MUSEUM-ZOO TAX DISTRICT: Thanks to a tax approved in 1971 to support cultural attractions, visiting St. Louis' treasured Forest Park is free, including the zoo, art museum, science center and the Missouri History Museum. Depending on the season, Forest Park offers trails, boat rentals, bicycling, golf and tennis; hay rides; ice skating, tobogganing and cross-country skiing. For a buck, you can visit The Jewel Box, an Art Deco greenhouse.

From May 20 to June 14, bring a picnic for a free, outdoor performance (every night except Tuesday) of "The Merry Wives of Windsor," this season's edition of the annual Shakespeare Festival in Forest Park.

For more on Forest Park, go to http:stlouis.missouri.org/citygov/parks/forestpark/.

MISSOURI BOTANICAL GARDEN: Longtime St. Louisans still lovingly refer to this urban oasis of splendor and beauty as Shaw's Garden, for the British businessman Henry Shaw who recreated the English gardens of his youth in what was then the outskirts of St. Louis. This year, the Missouri Botanical Garden celebrates its 150th birthday. In addition to birthday activities, the garden offers 79 acres of display gardens, indoor conservatories and historic buildings. Admission is $8 (free, age 12 and under). From Memorial Day to Labor Day, it's free on Wednesdays, 5-9 p.m. The free Whitaker Music Festival concert series runs June 3-Aug. 5, 7:30 p.m. Details at http:www.mobot.org/default.asp.

A few blocks south of the garden is Tower Grove Park, an exquisite Victorian walking park that Shaw gave the city in 1868 with pavilions and sculptures, lily ponds, greenhouses, bird-watching trails and some of the 8,000 trees and shrubs he imported from around the world.

GATEWAY ARCH: No trip to St. Louis is complete without a visit to the Gateway Arch, Eero Saarinen's 630-foot architectural marvel that commemorates Thomas Jefferson and the nation's westward expansion. Tickets for tram rides to the top are $10 ($5 ages 3-15). Every July 4, the city is treated to a grand, and free, fireworks display under the Arch, http:www.gatewayarch.com/Arch/.

Don't miss the nearby Old Courthouse, where slaves Dred and Harriet Scott argued for their freedom in 1847 and 1850. Here also slaves were sold on the courthouse steps, and women's suffrage activist Virginia Minor petitioned for women's right to vote in the 1870s.

HISTORIC CEMETERIES: The Calvary and Bellefontaine cemeteries, next to each other in north St. Louis, opened to accommodate victims of the mid-1800s cholera outbreak but now include the graves of many notables. Those buried at Calvary include Civil War Gen. William Tecumseh Sherman; playwright Tennessee Williams, who set "The Glass Menagerie" in a flat like the one he and his family shared at 4633 Westminster Place; and Dred Scott, the slave who sued unsuccessfully for his freedom.
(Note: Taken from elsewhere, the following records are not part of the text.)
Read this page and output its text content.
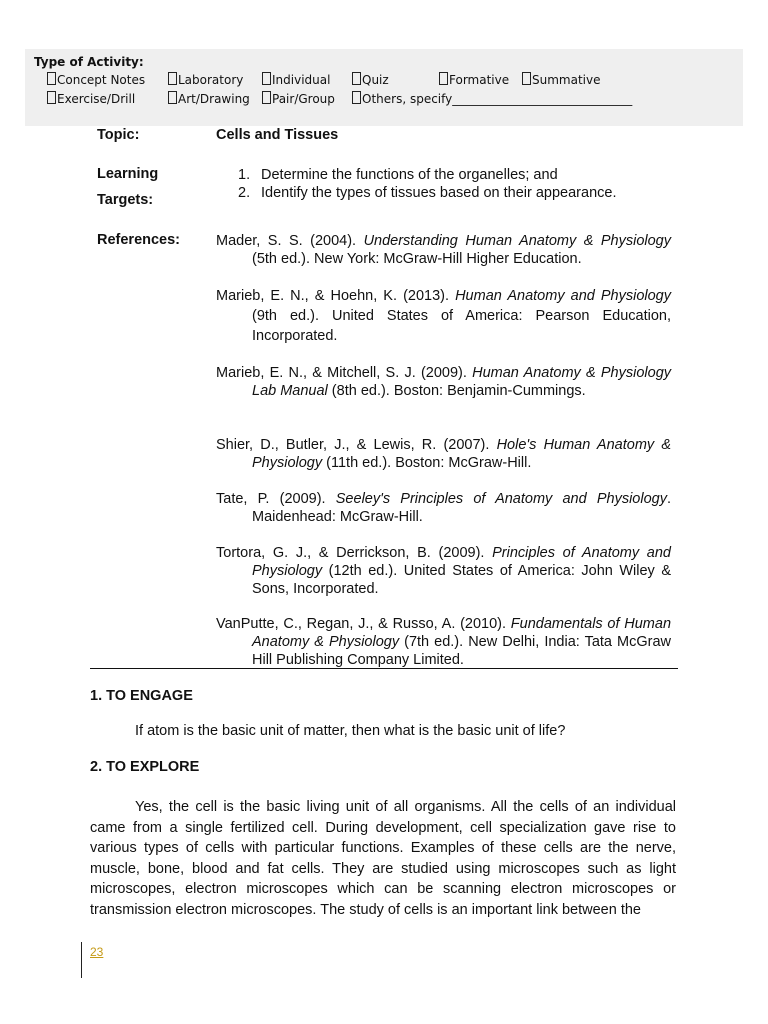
Type of Activity:
Concept Notes	Laboratory	Individual	Quiz	Formative	Summative
Exercise/Drill	Art/Drawing	Pair/Group	Others, specify______________________________
Topic:	Cells and Tissues
Learning
Targets:
1. Determine the functions of the organelles; and
2. Identify the types of tissues based on their appearance.
References: Mader, S. S. (2004). Understanding Human Anatomy & Physiology (5th ed.). New York: McGraw-Hill Higher Education.
Marieb, E. N., & Hoehn, K. (2013). Human Anatomy and Physiology (9th ed.). United States of America: Pearson Education, Incorporated.
Marieb, E. N., & Mitchell, S. J. (2009). Human Anatomy & Physiology Lab Manual (8th ed.). Boston: Benjamin-Cummings.
Shier, D., Butler, J., & Lewis, R. (2007). Hole's Human Anatomy & Physiology (11th ed.). Boston: McGraw-Hill.
Tate, P. (2009). Seeley's Principles of Anatomy and Physiology. Maidenhead: McGraw-Hill.
Tortora, G. J., & Derrickson, B. (2009). Principles of Anatomy and Physiology (12th ed.). United States of America: John Wiley & Sons, Incorporated.
VanPutte, C., Regan, J., & Russo, A. (2010). Fundamentals of Human Anatomy & Physiology (7th ed.). New Delhi, India: Tata McGraw Hill Publishing Company Limited.
1. TO ENGAGE
If atom is the basic unit of matter, then what is the basic unit of life?
2. TO EXPLORE
Yes, the cell is the basic living unit of all organisms. All the cells of an individual came from a single fertilized cell. During development, cell specialization gave rise to various types of cells with particular functions. Examples of these cells are the nerve, muscle, bone, blood and fat cells. They are studied using microscopes such as light microscopes, electron microscopes which can be scanning electron microscopes or transmission electron microscopes. The study of cells is an important link between the
23
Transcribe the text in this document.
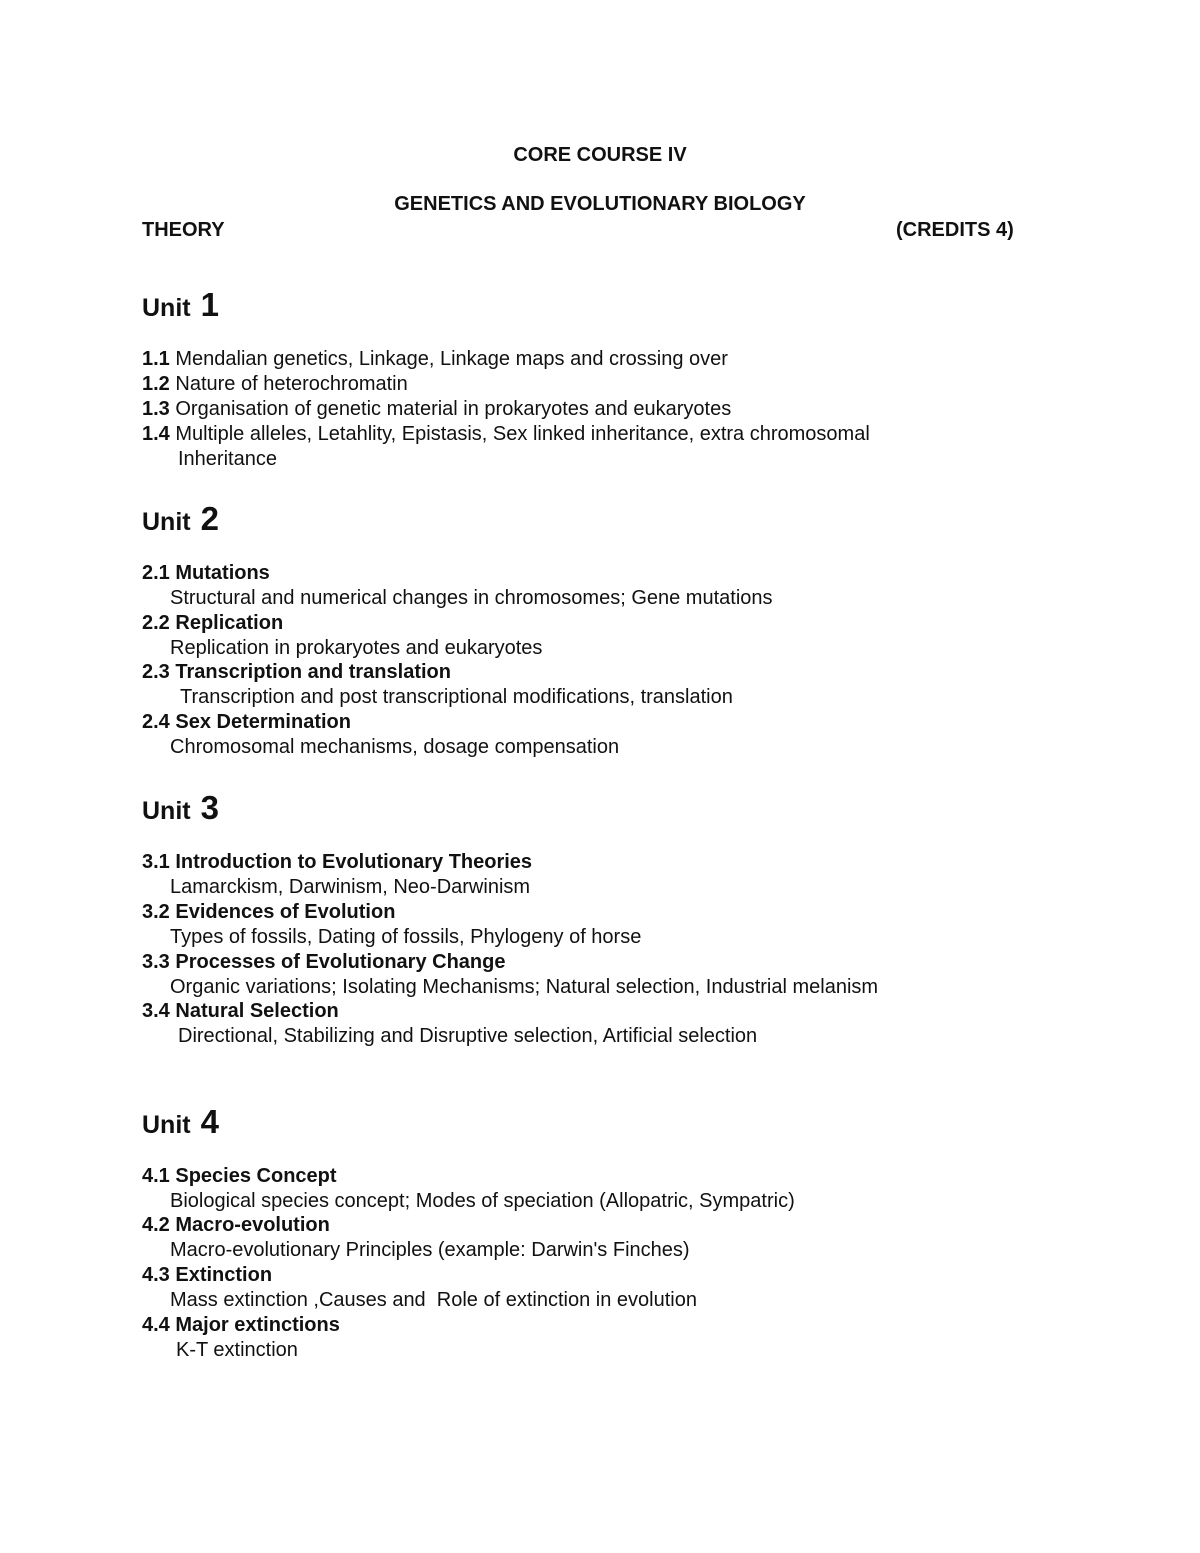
CORE COURSE IV
GENETICS AND EVOLUTIONARY BIOLOGY
THEORY	(CREDITS 4)
Unit 1
1.1 Mendalian genetics, Linkage, Linkage maps and crossing over
1.2 Nature of heterochromatin
1.3 Organisation of genetic material in prokaryotes and eukaryotes
1.4 Multiple alleles, Letahlity, Epistasis, Sex linked inheritance, extra chromosomal
Inheritance
Unit 2
2.1 Mutations
Structural and numerical changes in chromosomes; Gene mutations
2.2 Replication
Replication in prokaryotes and eukaryotes
2.3 Transcription and translation
Transcription and post transcriptional modifications, translation
2.4 Sex Determination
Chromosomal mechanisms, dosage compensation
Unit 3
3.1 Introduction to Evolutionary Theories
Lamarckism, Darwinism, Neo-Darwinism
3.2 Evidences of Evolution
Types of fossils, Dating of fossils, Phylogeny of horse
3.3 Processes of Evolutionary Change
Organic variations; Isolating Mechanisms; Natural selection, Industrial melanism
3.4 Natural Selection
Directional, Stabilizing and Disruptive selection, Artificial selection
Unit 4
4.1 Species Concept
Biological species concept; Modes of speciation (Allopatric, Sympatric)
4.2 Macro-evolution
Macro-evolutionary Principles (example: Darwin's Finches)
4.3 Extinction
Mass extinction ,Causes and  Role of extinction in evolution
4.4 Major extinctions
K-T extinction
Gen. William Clark (of Lewis and Clark fame) is buried at Bellefontaine Cemetery, along with Beat Generation author William Burroughs; brewery magnate Adolphus Busch and Pulitzer Prize-winning poet Sara Teasdale, among others, http:www.bellefontainecemetery.org/.

THE WEIRD: The City Museum, housed in the 600,000 square-foot former International Shoe Company factory, is an eclectic mix of mosaics, sculpted caves to explore, slides to barrel down, even a massive outdoor playground where kids climb through tunnels, towers, suspended airplanes and a fire engine. You can make your own art, view old opera posters, and check out a collection of vintage shoelaces and the machines that made them. Admission is $12 ($10 after 5 p.m. Friday and Saturday), http:www.citymuseum.org/home.asp.

The Museum of the Dog in suburban west St. Louis County houses art about dogs. Admission is $5; http:www.museumofthedog.org/about—us.html.

CITY FLAVOR: Gus' Pretzels, 1820 Arsenal St., makes the soft, salty, hand-twisted staple. It's down the street from Anheuser-Busch's Pestalozzi Street plant, which offers free brewery tours, http:www.budweisertours.com/tours.htm.

Ted Drewe's two frozen custard stands in south St. Louis attract long lines, but the wait is worth it for sweet stuff so thick they call it concrete, http:www.teddrewes.com.